8. Is it safe to use Methoxpropamine?

Safety concerns surround the use of Methoxpropamine due to limited research and potential adverse effects. Using MXPr can be risky, and its safety is not guaranteed, mainly when obtained from unregulated sources.

9. Can Methoxpropamine be detected in drug tests?

Methoxpropamine is not commonly included in standard drug tests. However, specialized testing may be capable of detecting its presence. It is essential to be aware of the testing methods used in your specific situation.

10. What should I do if I or someone I know is experiencing adverse effects from Methoxpropamine use?

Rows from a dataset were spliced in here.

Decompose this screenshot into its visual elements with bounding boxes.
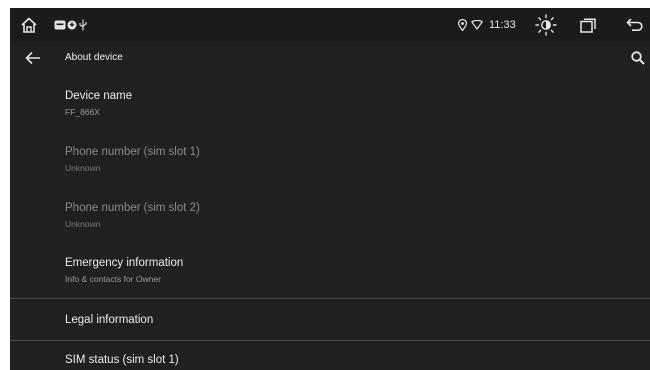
phone-number-sim2-item: Phone number (sim slot 2) Unknown <box>65 202 200 229</box>
usb-icon <box>78 8 88 42</box>
home-icon[interactable] <box>18 8 40 42</box>
phone-number-sim1-item: Phone number (sim slot 1) Unknown <box>65 146 200 173</box>
arrow-left-icon[interactable] <box>24 49 42 67</box>
notification-icon <box>53 8 67 42</box>
phone-number-sim1-value: Unknown <box>65 163 101 173</box>
status-time: 11:33 <box>489 19 516 31</box>
device-name-item[interactable]: Device name FF_866X <box>65 90 132 117</box>
settings-screen: 11:33 About device Device name FF_866X P… <box>10 8 650 370</box>
phone-number-sim1-label: Phone number (sim slot 1) <box>65 146 200 158</box>
sim-status-label: SIM status (sim slot 1) <box>65 354 179 366</box>
status-bar: 11:33 <box>10 8 650 42</box>
device-name-label: Device name <box>65 90 133 102</box>
emergency-information-summary: Info & contacts for Owner <box>65 274 161 284</box>
location-icon <box>456 8 468 42</box>
legal-information-item[interactable]: Legal information <box>65 314 153 326</box>
phone-number-sim2-label: Phone number (sim slot 2) <box>65 202 200 214</box>
legal-information-label: Legal information <box>65 314 154 326</box>
divider <box>10 298 650 299</box>
search-icon[interactable] <box>630 50 646 66</box>
phone-number-sim2-value: Unknown <box>65 219 101 229</box>
brightness-icon[interactable] <box>533 8 559 42</box>
device-name-value: FF_866X <box>65 107 100 117</box>
emergency-information-item[interactable]: Emergency information Info & contacts fo… <box>65 257 183 284</box>
back-nav-icon[interactable] <box>624 8 646 42</box>
recent-apps-icon[interactable] <box>578 8 598 42</box>
notification-icon <box>66 8 78 42</box>
app-bar: About device <box>10 42 650 74</box>
divider <box>10 340 650 341</box>
page-title: About device <box>65 52 123 63</box>
sim-status-item[interactable]: SIM status (sim slot 1) <box>65 354 179 366</box>
emergency-information-label: Emergency information <box>65 257 184 269</box>
wifi-icon <box>470 8 484 42</box>
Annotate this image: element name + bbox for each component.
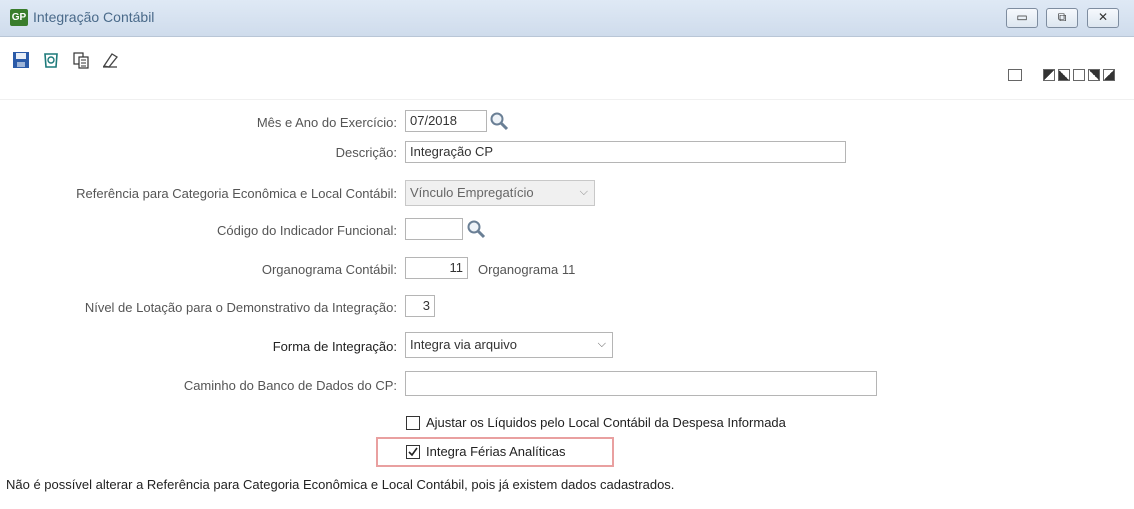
chevron-down-icon: ⌵ — [597, 338, 606, 350]
layout-bottom-left-icon[interactable] — [1058, 69, 1070, 81]
title-bar: GP Integração Contábil ▭ ⧉ ✕ — [0, 0, 1134, 37]
codigo-indicador-label: Código do Indicador Funcional: — [217, 223, 397, 238]
print-icon[interactable] — [1008, 69, 1022, 81]
chevron-down-icon: ⌵ — [579, 186, 588, 198]
clear-icon[interactable] — [101, 51, 119, 69]
layout-top-right-icon[interactable] — [1088, 69, 1100, 81]
restore-button[interactable]: ⧉ — [1046, 8, 1078, 28]
descricao-label: Descrição: — [335, 145, 397, 160]
mes-ano-input[interactable]: 07/2018 — [405, 110, 487, 132]
restore-icon: ⧉ — [1057, 10, 1067, 24]
forma-integracao-select[interactable]: Integra via arquivo ⌵ — [405, 332, 613, 358]
toolbar — [0, 37, 1134, 99]
ajustar-liquidos-checkbox[interactable] — [406, 416, 420, 430]
minimize-button[interactable]: ▭ — [1006, 8, 1038, 28]
close-button[interactable]: ✕ — [1087, 8, 1119, 28]
organograma-label: Organograma Contábil: — [261, 262, 397, 277]
close-icon: ✕ — [1097, 10, 1109, 24]
save-icon[interactable] — [12, 51, 30, 69]
caminho-banco-input[interactable] — [405, 371, 877, 396]
integracao-contabil-window: GP Integração Contábil ▭ ⧉ ✕ Mês e Ano d… — [0, 0, 1134, 509]
mes-ano-label: Mês e Ano do Exercício: — [256, 115, 397, 130]
search-icon[interactable] — [489, 111, 509, 131]
integra-ferias-checkbox[interactable] — [406, 445, 420, 459]
organograma-description: Organograma 11 — [478, 262, 576, 277]
delete-icon[interactable] — [42, 51, 60, 69]
layout-top-left-icon[interactable] — [1043, 69, 1055, 81]
checkmark-icon — [408, 447, 418, 457]
window-title: Integração Contábil — [33, 9, 155, 25]
info-note: Não é possível alterar a Referência para… — [6, 477, 675, 492]
forma-integracao-label: Forma de Integração: — [272, 339, 397, 354]
referencia-select[interactable]: Vínculo Empregatício ⌵ — [405, 180, 595, 206]
codigo-indicador-input[interactable] — [405, 218, 463, 240]
nivel-lotacao-input[interactable]: 3 — [405, 295, 435, 317]
copy-icon[interactable] — [72, 51, 90, 69]
minimize-icon: ▭ — [1016, 10, 1028, 24]
caminho-banco-label: Caminho do Banco de Dados do CP: — [183, 378, 397, 393]
organograma-input[interactable]: 11 — [405, 257, 468, 279]
integra-ferias-label: Integra Férias Analíticas — [426, 444, 566, 459]
ajustar-liquidos-label: Ajustar os Líquidos pelo Local Contábil … — [426, 415, 786, 430]
app-logo-icon: GP — [10, 9, 28, 26]
search-icon[interactable] — [466, 219, 486, 239]
descricao-input[interactable]: Integração CP — [405, 141, 846, 163]
layout-bottom-right-icon[interactable] — [1103, 69, 1115, 81]
nivel-lotacao-label: Nível de Lotação para o Demonstrativo da… — [84, 300, 397, 315]
referencia-value: Vínculo Empregatício — [410, 185, 534, 200]
layout-center-icon[interactable] — [1073, 69, 1085, 81]
forma-integracao-value: Integra via arquivo — [410, 337, 517, 352]
referencia-label: Referência para Categoria Econômica e Lo… — [76, 186, 397, 201]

If you or someone you know is experiencing adverse effects or health concerns related to Methoxpropamine use, seek immediate medical attention. Be honest with healthcare professionals about substance use to ensure proper care and treatment.

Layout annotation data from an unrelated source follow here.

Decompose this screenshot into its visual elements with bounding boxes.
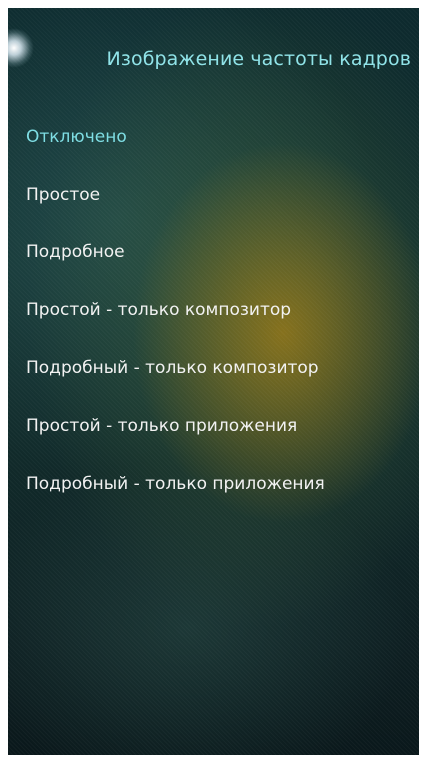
option-detailed-apps-only[interactable]: Подробный - только приложения [26, 455, 416, 513]
page-title: Изображение частоты кадров [106, 48, 411, 70]
option-disabled[interactable]: Отключено [26, 108, 416, 166]
frame-rate-display-screen: Изображение частоты кадров Отключено Про… [8, 8, 419, 755]
light-glow-decoration [8, 28, 34, 68]
option-simple[interactable]: Простое [26, 166, 416, 224]
option-detailed[interactable]: Подробное [26, 224, 416, 282]
option-detailed-compositor-only[interactable]: Подробный - только композитор [26, 339, 416, 397]
option-simple-compositor-only[interactable]: Простой - только композитор [26, 281, 416, 339]
options-list: Отключено Простое Подробное Простой - то… [26, 108, 416, 513]
option-simple-apps-only[interactable]: Простой - только приложения [26, 397, 416, 455]
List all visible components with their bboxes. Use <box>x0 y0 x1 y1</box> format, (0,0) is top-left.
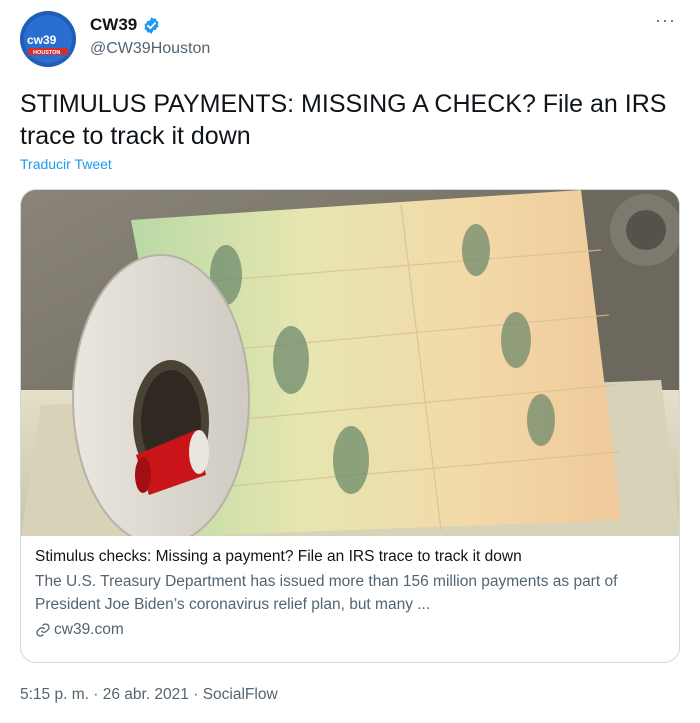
handle[interactable]: @CW39Houston <box>90 40 210 58</box>
card-image[interactable] <box>21 190 679 536</box>
meta-separator: · <box>188 686 203 703</box>
card-title[interactable]: Stimulus checks: Missing a payment? File… <box>35 546 667 568</box>
more-options-icon[interactable]: ··· <box>655 10 676 31</box>
display-name[interactable]: CW39 <box>90 15 137 35</box>
tweet-time[interactable]: 5:15 p. m. <box>20 686 89 703</box>
verified-badge-icon <box>142 16 161 35</box>
link-card[interactable]: Stimulus checks: Missing a payment? File… <box>20 189 680 663</box>
tweet-source[interactable]: SocialFlow <box>203 686 278 703</box>
tweet-text: STIMULUS PAYMENTS: MISSING A CHECK? File… <box>20 90 667 150</box>
tweet-date[interactable]: 26 abr. 2021 <box>103 686 189 703</box>
cw39-logo-icon: cw39 HOUSTON <box>20 11 76 67</box>
tweet: cw39 HOUSTON CW39 @CW39Houston ··· STIMU… <box>0 0 700 723</box>
translate-tweet-link[interactable]: Traducir Tweet <box>20 156 112 172</box>
card-domain-text: cw39.com <box>54 621 124 638</box>
card-domain[interactable]: cw39.com <box>35 619 667 641</box>
avatar-logo-subtext: HOUSTON <box>33 50 60 56</box>
name-row: CW39 <box>90 15 161 35</box>
avatar-logo-text: cw39 <box>27 33 57 47</box>
avatar[interactable]: cw39 HOUSTON <box>20 11 76 67</box>
stimulus-check-roll-photo-icon <box>21 190 679 536</box>
card-text: Stimulus checks: Missing a payment? File… <box>35 546 667 641</box>
link-icon <box>35 622 51 638</box>
meta-separator: · <box>88 686 103 703</box>
tweet-meta: 5:15 p. m. · 26 abr. 2021 · SocialFlow <box>20 686 278 704</box>
card-description: The U.S. Treasury Department has issued … <box>35 573 618 613</box>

11. Where can I find reliable information about Methoxpropamine?

For accurate and up-to-date information on Methoxpropamine, consult trusted sources such as government health agencies, substance abuse prevention organizations, and medical professionals. Always exercise caution and prioritize your safety when researching and considering the use of substances like MXPr.

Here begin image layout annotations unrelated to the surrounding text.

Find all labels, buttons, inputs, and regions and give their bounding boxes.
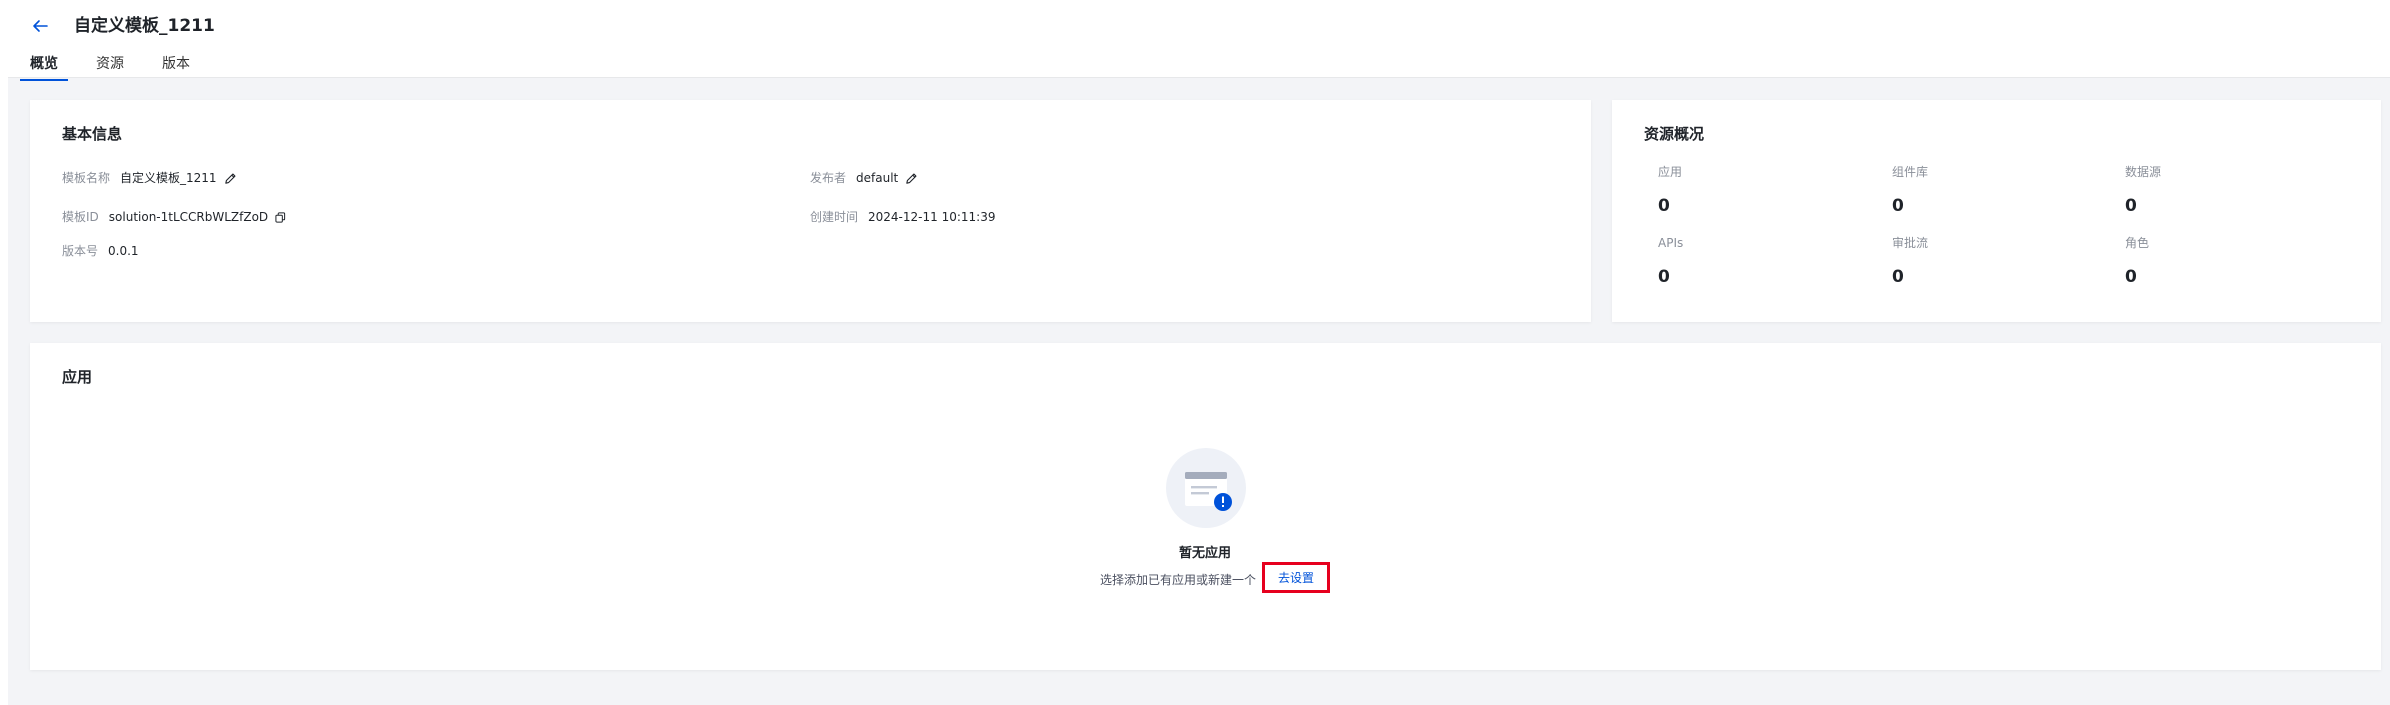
tab-versions[interactable]: 版本	[162, 54, 190, 78]
empty-state-title: 暂无应用	[1178, 546, 1231, 561]
edit-name-pencil-icon[interactable]	[224, 172, 237, 185]
tab-bar: 概览 资源 版本	[20, 54, 228, 81]
stat-label: APIs	[1658, 236, 1684, 250]
page-title: 自定义模板_1211	[74, 16, 215, 36]
stat-approval-flows: 审批流 0	[1892, 235, 1928, 288]
stat-apps: 应用 0	[1658, 164, 1682, 217]
tab-overview[interactable]: 概览	[20, 54, 68, 81]
stat-label: 数据源	[2125, 165, 2162, 179]
stat-roles: 角色 0	[2125, 235, 2149, 288]
stat-label: 组件库	[1892, 165, 1929, 179]
stat-label: 审批流	[1892, 236, 1929, 250]
template-id-label: 模板ID	[62, 210, 99, 224]
template-name-value: 自定义模板_1211	[120, 171, 217, 185]
resource-overview-card: 资源概况 应用 0 组件库 0 数据源 0 APIs 0 审批流 0 角色 0	[1612, 100, 2381, 322]
created-time-label: 创建时间	[810, 210, 859, 224]
edit-publisher-pencil-icon[interactable]	[905, 172, 918, 185]
stat-value: 0	[1892, 267, 1904, 287]
template-id-value: solution-1tLCCRbWLZfZoD	[108, 210, 269, 224]
copy-icon[interactable]	[275, 211, 286, 223]
publisher-value: default	[856, 171, 899, 185]
stat-component-libraries: 组件库 0	[1892, 164, 1928, 217]
empty-state-description: 选择添加已有应用或新建一个	[1100, 573, 1257, 587]
template-id-row: 模板ID solution-1tLCCRbWLZfZoD	[62, 209, 286, 225]
stat-label: 角色	[2125, 236, 2150, 250]
page-header: 自定义模板_1211 概览 资源 版本	[8, 0, 2390, 81]
stat-value: 0	[1658, 267, 1670, 287]
stat-apis: APIs 0	[1658, 235, 1683, 288]
stat-value: 0	[1892, 196, 1904, 216]
stat-value: 0	[2125, 196, 2137, 216]
created-time-value: 2024-12-11 10:11:39	[868, 210, 996, 224]
stat-value: 0	[1658, 196, 1670, 216]
version-label: 版本号	[62, 244, 99, 258]
basic-info-card: 基本信息 模板名称 自定义模板_1211 发布者 default 模板ID so…	[30, 100, 1591, 322]
stat-label: 应用	[1658, 165, 1683, 179]
stat-value: 0	[2125, 267, 2137, 287]
tab-resources[interactable]: 资源	[96, 54, 124, 78]
empty-state-illustration-icon	[1165, 447, 1247, 529]
go-setup-link[interactable]: 去设置	[1262, 562, 1330, 593]
back-arrow-icon[interactable]	[28, 14, 52, 38]
publisher-label: 发布者	[810, 171, 847, 185]
template-name-row: 模板名称 自定义模板_1211	[62, 170, 237, 186]
apps-title: 应用	[62, 368, 93, 386]
created-time-row: 创建时间 2024-12-11 10:11:39	[810, 209, 995, 225]
resource-overview-title: 资源概况	[1644, 125, 1705, 143]
version-row: 版本号 0.0.1	[62, 243, 139, 259]
left-edge-strip	[0, 0, 8, 705]
basic-info-title: 基本信息	[62, 125, 123, 143]
publisher-row: 发布者 default	[810, 170, 918, 186]
template-name-label: 模板名称	[62, 171, 111, 185]
version-value: 0.0.1	[108, 244, 139, 258]
stat-data-sources: 数据源 0	[2125, 164, 2161, 217]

  1. In a study published in July 2021, Irie T, Yamazaki D, and Kikura-Hanajiri R explored the potential of Methoxpropamine as a widespread recreational drug. Their research indicated that Methoxpropamine has the capability to block NMDA receptors and inhibit NMDA receptor-mediated synaptic transmission in a brain preparation of mice. This study was featured in “Forensic Toxicology,” Volume 39, Issue 2, with the identifier doi:10.1007/s11419-021-00571-0.
  2. In April 2022, a research team consisting of Goncalves, R.; Castaing, N.; Richeval, C.; Ducint, D.; Titier, K.; Morvan, E.; Grélard, A.; Loquet, A.; and Molimard, M. conducted an analytical characterization of Methoxpropamine (MXPr) in powder, urine, and hair samples. Their study also involved the identification of metabolites related to this emerging threat. This research was published in “Forensic Science International,” Volume 333, and can be referenced with the identifier doi:10.1016/j.forsciint.2022.111215.
  3. The European Monitoring Centre for Drugs and Drug Addiction (EMCDDA) issued a “EU Early Warning System Situation Report” in June 2020. This report provides valuable insights into the current situation concerning Methoxpropamine and other substances of concern.
  4. Valtioneuvoston asetus kuluttajamarkkinoilta kielletyistä psykoaktiivisista aineista (Finnish Government Decree on Banned Psychoactive Substances in Consumer Markets) outlines the legal restrictions and prohibitions related to Methoxpropamine and similar substances in Finland. This regulatory framework is essential for understanding the legal status of Methoxpropamine in the country.